そんなさなか、2025年11月に開かれた「ヒグマ対策推進会議」でこんな発言が。
「クマの駆除から猟友会を外してもらいたいと言いたい。警察や自衛隊に対応してもらえればいい」(北海道猟友会 堀江篤会長)
会員数約5700人の北海道猟友会トップから飛び出した撤退発言。
会議の場に緊張が走りました。
その真意はどこにあるのか。
北見市の堀江篤会長を訪ねました。
「いきなりトップダウンで警察官にライフルを持たせる、自衛隊にお願いすると。猟友会そっちのけで、どんどん進んでいるような感じだから、それではそれでやりなさいと。われわれはそこから外してもらいたいという気持ちだったんです」(堀江会長)
保険の代理店を営みながら北海道猟友会の会長を務める堀江さん。
ハンター歴55年のベテランです。
堀江さんが危惧しているのは、国レベルで進められている「ガバメントハンター」の制度についてです。

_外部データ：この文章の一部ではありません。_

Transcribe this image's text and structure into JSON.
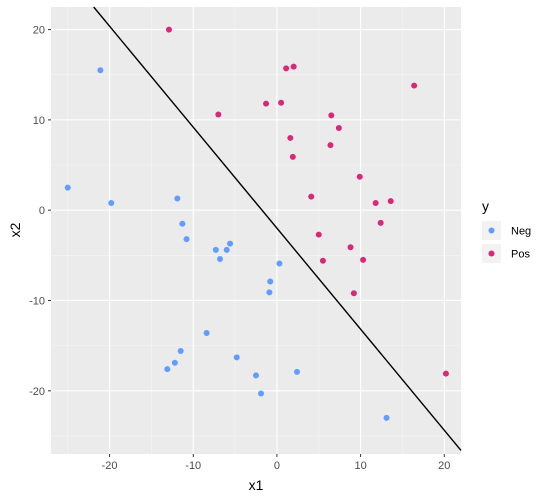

クマによる被害が多発する中、国が打ち出したのが狩猟免許を持つ公務員「ガバメントハンター」の拡充です。
退職した警察官や自衛官を自治体が雇用し、人材確保につなげるというものですが。
「雲をつかむような話だ。その場しのぎのように自衛官や警察官を一時的に雇うだとか、そんないい加減な雇い方でいいのか」(堀江会長)
堀江さんによりますと、銃を扱った経験がある人でも実際にクマを撃つのは簡単ではないといいます。